Sunday, November 30, 2008

Tone #2: Those Winter Sundays by Robert Hayden p.850

In the first stanza of this poem, the narrator recounts the cold winter sundays when his father would warm their house before he awoke. The beginning tone is loving and sweet because the father wakes up early to do this without being asked or thanked, "...with cracked hands that ached from labor in the weekday weather made banked fires blazes" This kind act, shows the fathers love for his family. The descriptions of the fathers "cracked hands" that "ached from labor" show that he must work hard to provide for his family and truly cares about them when he gets up early in the "blueback cold" to make a fire. The first line starts oddly, "Sundays too my father got up early", instead of the regular "On sunday", the author chose a more mid-conversational beginning, suggesting the fathers actions on previous cold days. Saying "Sundays too..." could be in addition to the rest of the week that he gets up early to make fires. This just shows how often the father does this for his family and how much he really cares for them. The last line "No one ever thanked him" alludes to the feeling in the household, where no one every praised the fathers good deeds. This also foreshadowed the impending tone shift in the next two stanzas.
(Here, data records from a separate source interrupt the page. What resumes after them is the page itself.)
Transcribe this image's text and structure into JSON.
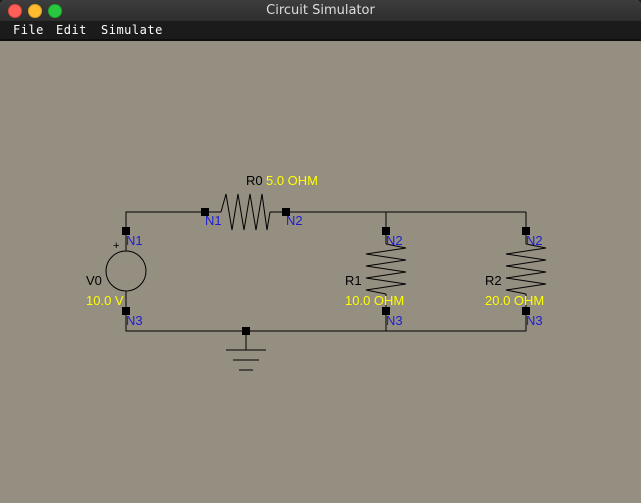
{
  "window": {
    "title": "Circuit Simulator"
  },
  "menu": {
    "file": "File",
    "edit": "Edit",
    "simulate": "Simulate"
  },
  "circuit": {
    "components": {
      "r0": {
        "name": "R0",
        "value": "5.0 OHM"
      },
      "r1": {
        "name": "R1",
        "value": "10.0 OHM"
      },
      "r2": {
        "name": "R2",
        "value": "20.0 OHM"
      },
      "v0": {
        "name": "V0",
        "value": "10.0 V",
        "polarity": "+"
      }
    },
    "nodes": {
      "n1": "N1",
      "n2": "N2",
      "n3": "N3"
    }
  },
  "colors": {
    "background": "#958f82",
    "wire": "#000000",
    "node_label": "#1d1dd0",
    "value_label": "#ffff00",
    "name_label": "#000000"
  }
}
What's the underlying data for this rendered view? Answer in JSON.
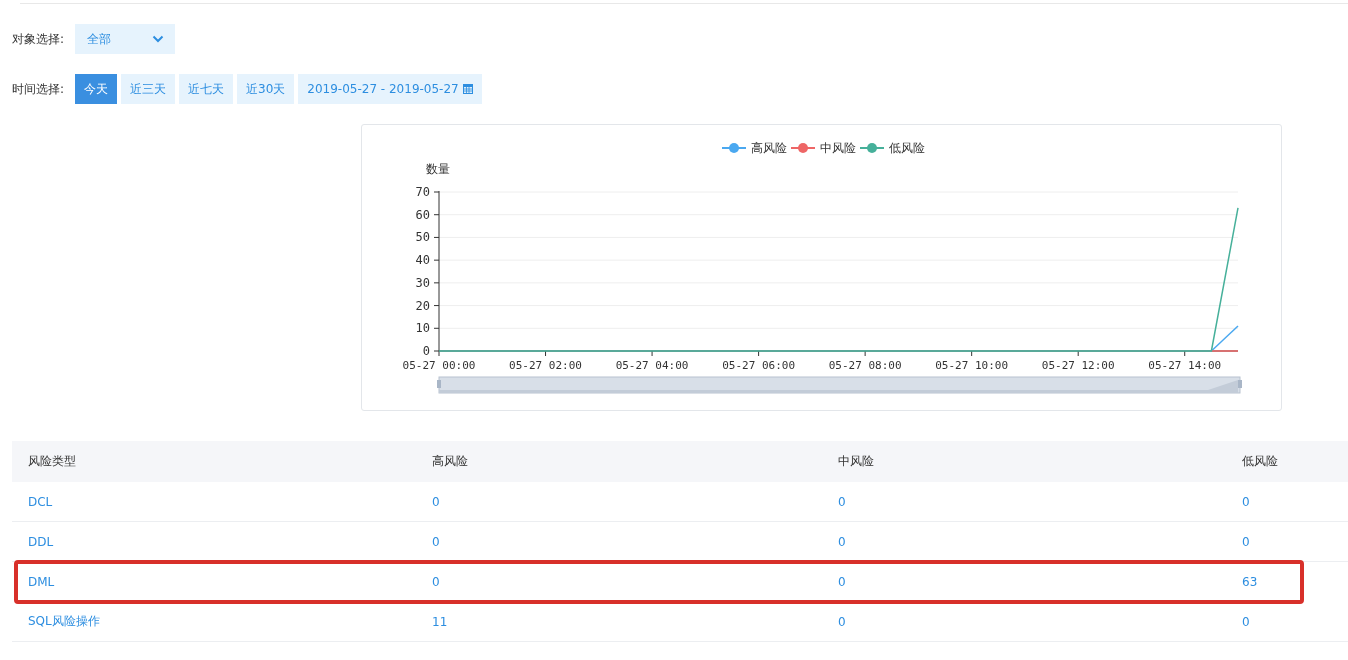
{
  "filters": {
    "object": {
      "label": "对象选择:",
      "value": "全部"
    },
    "time": {
      "label": "时间选择:",
      "options": [
        {
          "label": "今天",
          "selected": true
        },
        {
          "label": "近三天",
          "selected": false
        },
        {
          "label": "近七天",
          "selected": false
        },
        {
          "label": "近30天",
          "selected": false
        }
      ],
      "date_range": "2019-05-27 - 2019-05-27"
    }
  },
  "chart": {
    "chart_data": {
      "type": "line",
      "ylabel": "数量",
      "categories": [
        "05-27 00:00",
        null,
        null,
        null,
        "05-27 02:00",
        null,
        null,
        null,
        "05-27 04:00",
        null,
        null,
        null,
        "05-27 06:00",
        null,
        null,
        null,
        "05-27 08:00",
        null,
        null,
        null,
        "05-27 10:00",
        null,
        null,
        null,
        "05-27 12:00",
        null,
        null,
        null,
        "05-27 14:00",
        null,
        null
      ],
      "series": [
        {
          "name": "高风险",
          "color": "#4aa8f0",
          "values": [
            null,
            null,
            null,
            null,
            null,
            null,
            null,
            null,
            null,
            null,
            null,
            null,
            null,
            null,
            null,
            null,
            null,
            null,
            null,
            null,
            null,
            null,
            null,
            null,
            null,
            null,
            null,
            null,
            null,
            0,
            11
          ]
        },
        {
          "name": "中风险",
          "color": "#ee6666",
          "values": [
            null,
            null,
            null,
            null,
            null,
            null,
            null,
            null,
            null,
            null,
            null,
            null,
            null,
            null,
            null,
            null,
            null,
            null,
            null,
            null,
            null,
            null,
            null,
            null,
            null,
            null,
            null,
            null,
            null,
            0,
            0
          ]
        },
        {
          "name": "低风险",
          "color": "#46b09a",
          "values": [
            0,
            0,
            0,
            0,
            0,
            0,
            0,
            0,
            0,
            0,
            0,
            0,
            0,
            0,
            0,
            0,
            0,
            0,
            0,
            0,
            0,
            0,
            0,
            0,
            0,
            0,
            0,
            0,
            0,
            0,
            63
          ]
        }
      ],
      "ylim": [
        0,
        70
      ],
      "grid": true,
      "legend": true,
      "yticks": [
        0,
        10,
        20,
        30,
        40,
        50,
        60,
        70
      ]
    }
  },
  "table": {
    "columns": [
      "风险类型",
      "高风险",
      "中风险",
      "低风险"
    ],
    "rows": [
      {
        "cells": [
          "DCL",
          "0",
          "0",
          "0"
        ],
        "highlighted": false
      },
      {
        "cells": [
          "DDL",
          "0",
          "0",
          "0"
        ],
        "highlighted": false
      },
      {
        "cells": [
          "DML",
          "0",
          "0",
          "63"
        ],
        "highlighted": true
      },
      {
        "cells": [
          "SQL风险操作",
          "11",
          "0",
          "0"
        ],
        "highlighted": false
      }
    ]
  }
}
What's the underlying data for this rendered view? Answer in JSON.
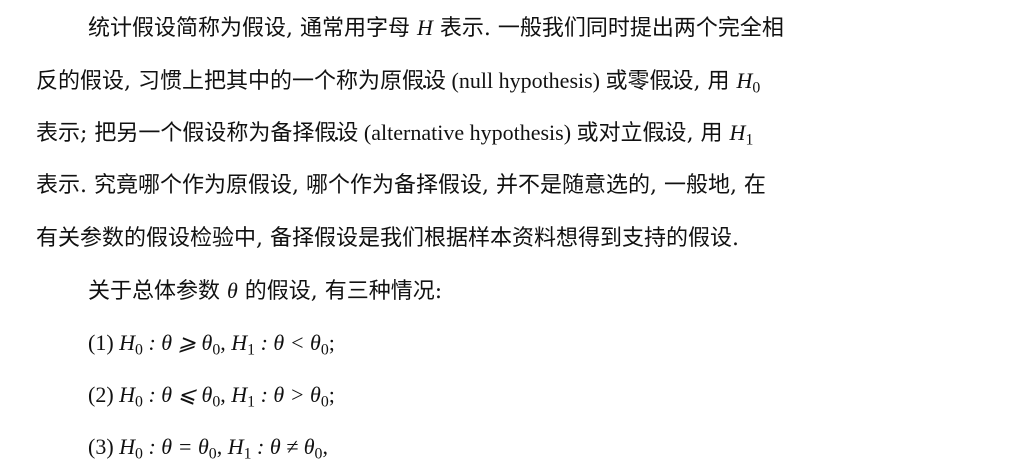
{
  "paragraph1": {
    "l1_a": "统计假设简称为假设, 通常用字母 ",
    "l1_H": "H",
    "l1_b": " 表示. 一般我们同时提出两个完全相",
    "l2_a": "反的假设, 习惯上把其中的一个称为原",
    "l2_dot": "假设",
    "l2_latin": " (null hypothesis) ",
    "l2_b": "或零",
    "l2_dot2": "假设",
    "l2_c": ", 用 ",
    "l2_H": "H",
    "l2_sub": "0",
    "l3_a": "表示; 把另一个假设称为备择",
    "l3_dot": "假设",
    "l3_latin": " (alternative hypothesis) ",
    "l3_b": "或对立",
    "l3_dot2": "假设",
    "l3_c": ", 用 ",
    "l3_H": "H",
    "l3_sub": "1",
    "l4": "表示. 究竟哪个作为原假设, 哪个作为备择假设, 并不是随意选的, 一般地, 在",
    "l5": "有关参数的假设检验中, 备择假设是我们根据样本资料想得到支持的假设."
  },
  "paragraph2": {
    "intro_a": "关于总体参数 ",
    "theta": "θ",
    "intro_b": " 的假设, 有三种情况:"
  },
  "cases": [
    {
      "num": "(1) ",
      "H0": "H",
      "s0": "0",
      "rel0": " : θ ⩾ θ",
      "t0": "0",
      "sep": ", ",
      "H1": "H",
      "s1": "1",
      "rel1": " : θ < θ",
      "t1": "0",
      "end": ";"
    },
    {
      "num": "(2) ",
      "H0": "H",
      "s0": "0",
      "rel0": " : θ ⩽ θ",
      "t0": "0",
      "sep": ", ",
      "H1": "H",
      "s1": "1",
      "rel1": " : θ > θ",
      "t1": "0",
      "end": ";"
    },
    {
      "num": "(3) ",
      "H0": "H",
      "s0": "0",
      "rel0": " : θ = θ",
      "t0": "0",
      "sep": ", ",
      "H1": "H",
      "s1": "1",
      "rel1": " : θ ≠ θ",
      "t1": "0",
      "end": ","
    }
  ]
}
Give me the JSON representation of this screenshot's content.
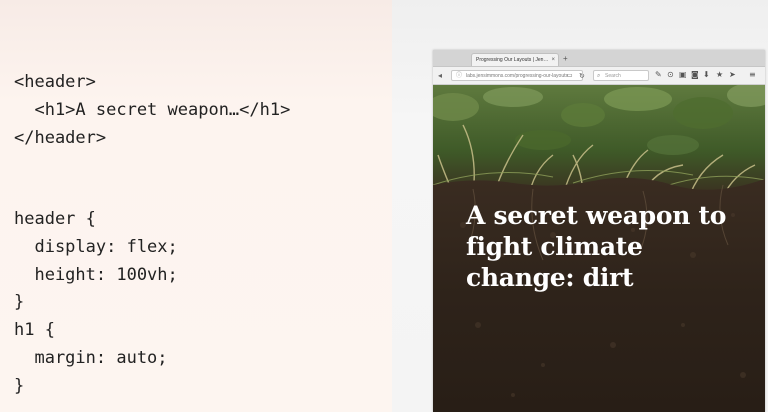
{
  "code": {
    "lines": [
      "<header>",
      "  <h1>A secret weapon…</h1>",
      "</header>",
      "",
      "",
      "header {",
      "  display: flex;",
      "  height: 100vh;",
      "}",
      "h1 {",
      "  margin: auto;",
      "}"
    ]
  },
  "browser": {
    "tab_title": "Progressing Our Layouts | Jen…",
    "url": "labs.jensimmons.com/progressing-our-layouts",
    "search_placeholder": "Search"
  },
  "page": {
    "headline": "A secret weapon to fight climate change: dirt"
  }
}
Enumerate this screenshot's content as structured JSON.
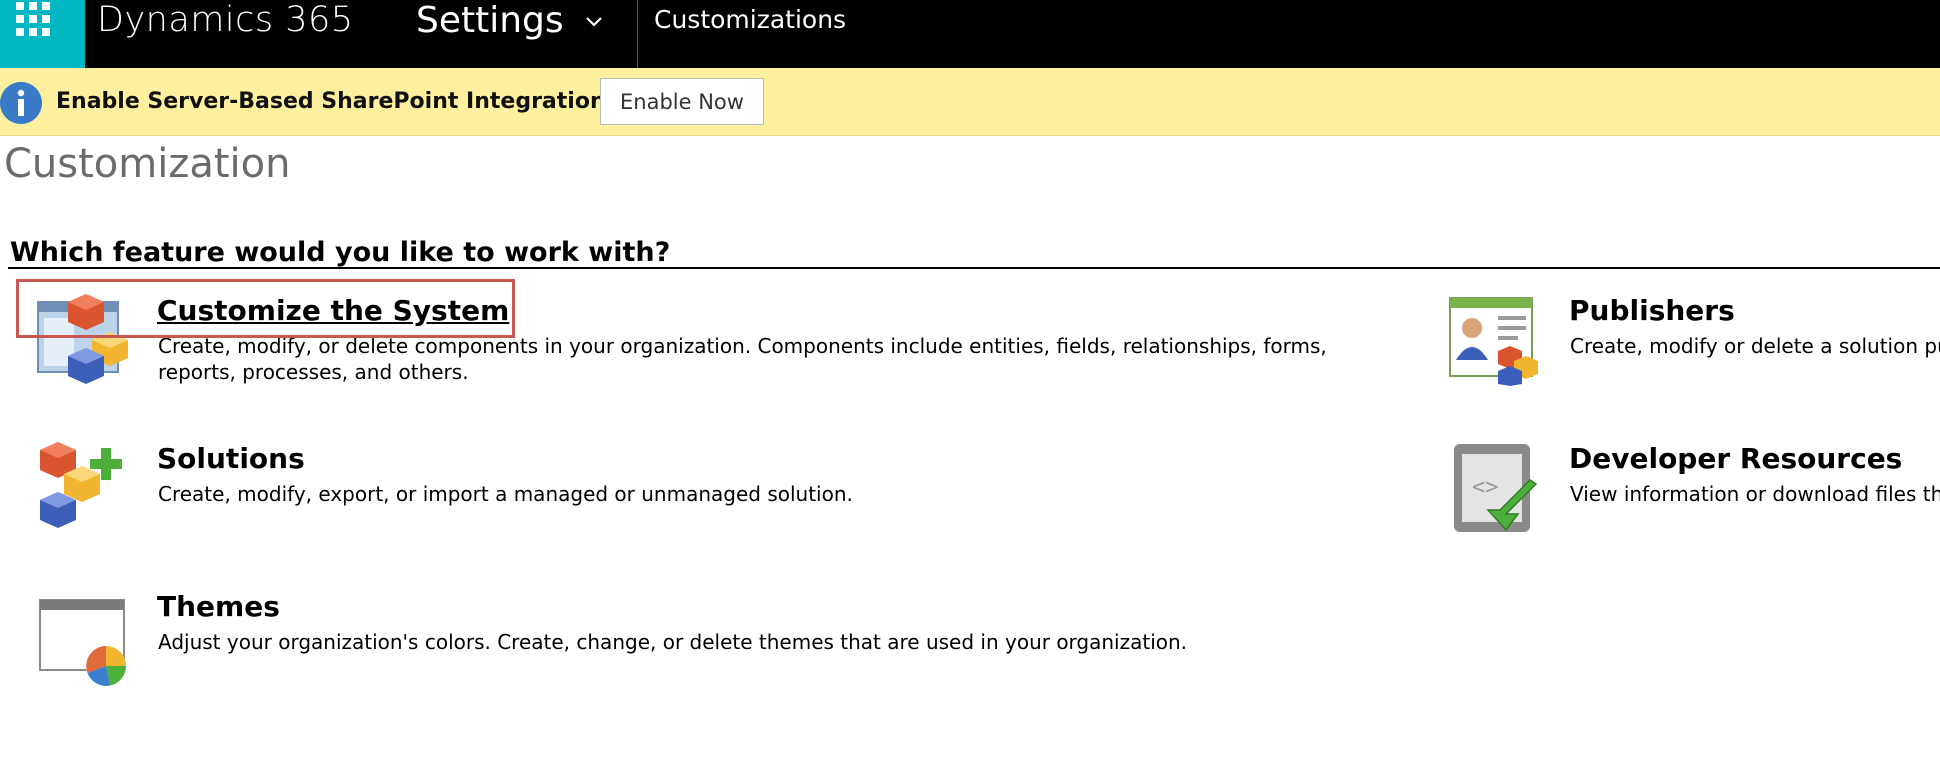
{
  "topbar": {
    "app_title": "Dynamics 365",
    "area_title": "Settings",
    "breadcrumb": "Customizations",
    "waffle_icon": "app-launcher-icon",
    "chevron_icon": "chevron-down-icon",
    "background_color": "#000000",
    "waffle_color": "#00b7c3"
  },
  "notification": {
    "text": "Enable Server-Based SharePoint Integration",
    "button_label": "Enable Now",
    "icon": "info-icon",
    "background_color": "#fff0a0"
  },
  "page": {
    "title": "Customization",
    "question": "Which feature would you like to work with?"
  },
  "features": {
    "customize": {
      "title": "Customize the System",
      "description": "Create, modify, or delete components in your organization. Components include entities, fields, relationships, forms, reports, processes, and others.",
      "icon": "customize-system-icon",
      "highlighted": true
    },
    "solutions": {
      "title": "Solutions",
      "description": "Create, modify, export, or import a managed or unmanaged solution.",
      "icon": "solutions-icon"
    },
    "themes": {
      "title": "Themes",
      "description": "Adjust your organization's colors. Create, change, or delete themes that are used in your organization.",
      "icon": "themes-icon"
    },
    "publishers": {
      "title": "Publishers",
      "description": "Create, modify or delete a solution pul",
      "icon": "publishers-icon"
    },
    "developer": {
      "title": "Developer Resources",
      "description": "View information or download files tha",
      "icon": "developer-resources-icon"
    }
  },
  "colors": {
    "highlight_border": "#c8574f",
    "page_title": "#6b6b6b"
  }
}
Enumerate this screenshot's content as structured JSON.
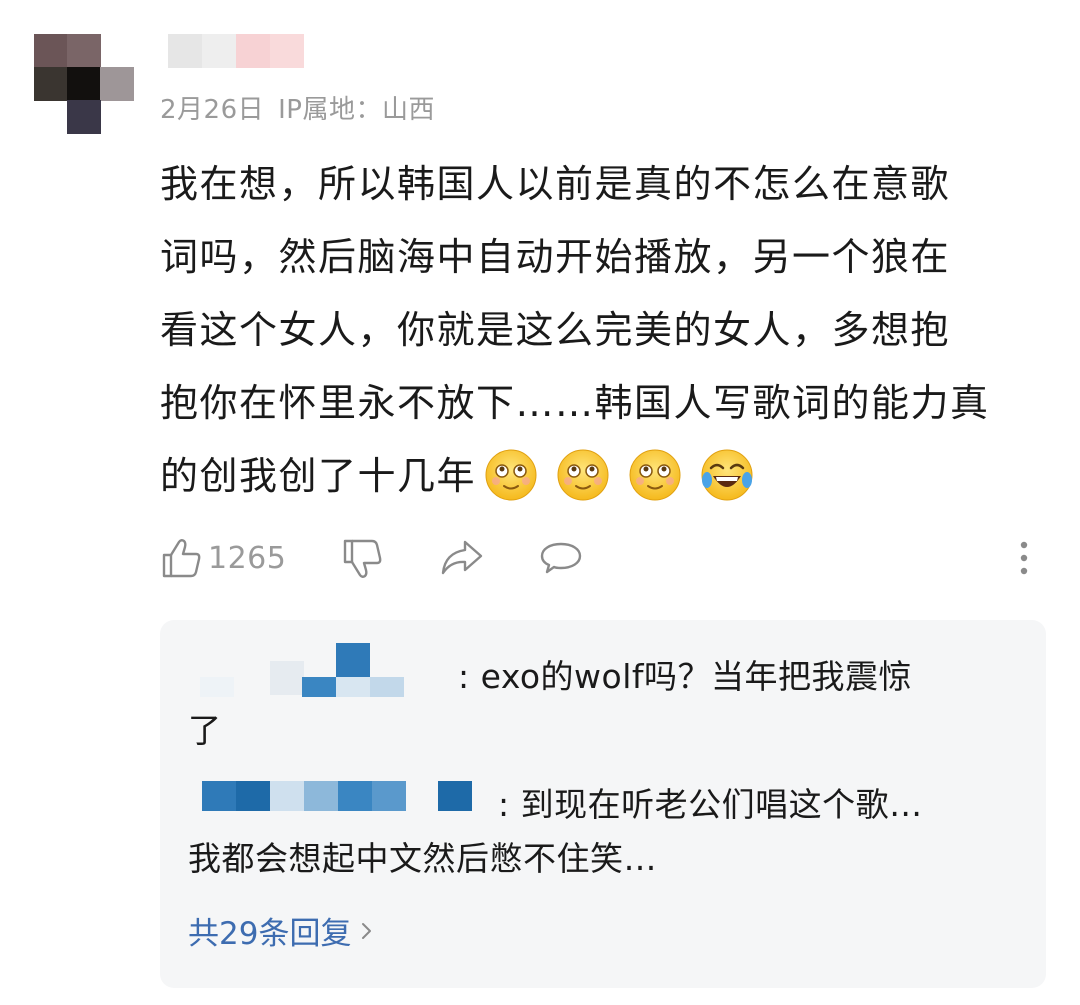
{
  "comment": {
    "meta_date": "2月26日",
    "meta_ip": "IP属地：山西",
    "lines": [
      "我在想，所以韩国人以前是真的不怎么在意歌",
      "词吗，然后脑海中自动开始播放，另一个狼在",
      "看这个女人，你就是这么完美的女人，多想抱",
      "抱你在怀里永不放下……韩国人写歌词的能力真",
      "的创我创了十几年"
    ],
    "emojis": [
      "relieved-face-icon",
      "relieved-face-icon",
      "relieved-face-icon",
      "tears-of-joy-icon"
    ]
  },
  "actions": {
    "like_count": "1265",
    "icons": [
      "thumbs-up-icon",
      "thumbs-down-icon",
      "share-icon",
      "comment-icon",
      "more-vertical-icon"
    ]
  },
  "replies": {
    "items": [
      {
        "text_line1": ": exo的wolf吗？当年把我震惊",
        "text_line2": "了"
      },
      {
        "text_line1": ": 到现在听老公们唱这个歌…",
        "text_line2": "我都会想起中文然后憋不住笑…"
      }
    ],
    "more_label": "共29条回复"
  },
  "colors": {
    "meta_gray": "#9a9a9a",
    "link_blue": "#3d6cb0",
    "panel_bg": "#f5f6f7"
  }
}
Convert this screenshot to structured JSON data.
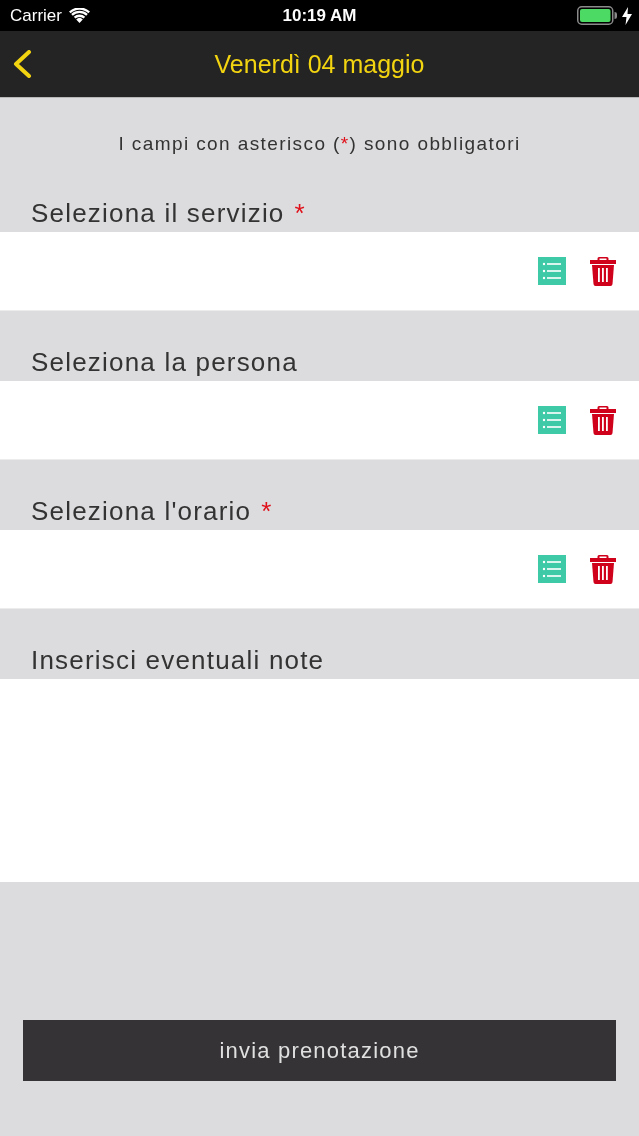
{
  "status_bar": {
    "carrier": "Carrier",
    "time": "10:19 AM"
  },
  "nav_bar": {
    "title": "Venerdì 04 maggio"
  },
  "note": {
    "before": "I campi con asterisco (",
    "mark": "*",
    "after": ") sono obbligatori"
  },
  "fields": [
    {
      "kind": "select",
      "label": "Seleziona il servizio",
      "mark": "*"
    },
    {
      "kind": "select",
      "label": "Seleziona la persona"
    },
    {
      "kind": "select",
      "label": "Seleziona l'orario",
      "mark": "*"
    },
    {
      "kind": "textarea",
      "label": "Inserisci eventuali note"
    }
  ],
  "submit_button": {
    "label": "invia prenotazione"
  }
}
The last line of the next stanza, "fearing the chronic angers of that house", exposes the hidden anger living inside the home to the reader. This changes the tone from innocent to more somber, like there are more secrets inside the home. The child/speaker talks to their father, " indifferently" and doesn't seem to appreciate their father and what small loving things he does. The foreshadowing of the "chronic angers" of the house, gives justification to the childs reaction and demeanor towards their father. The last two lines hint at an almost sadness for not having shown this appreciation before, "What did I know, what did I know of love's austere and lonely offices?" The fathers love, was a "lonely office" where only he dwelt. The child never recipricated the love of the father. Although the love was flawed, ("chronic anger of that house") and not always perfect, the father really truly loved his family.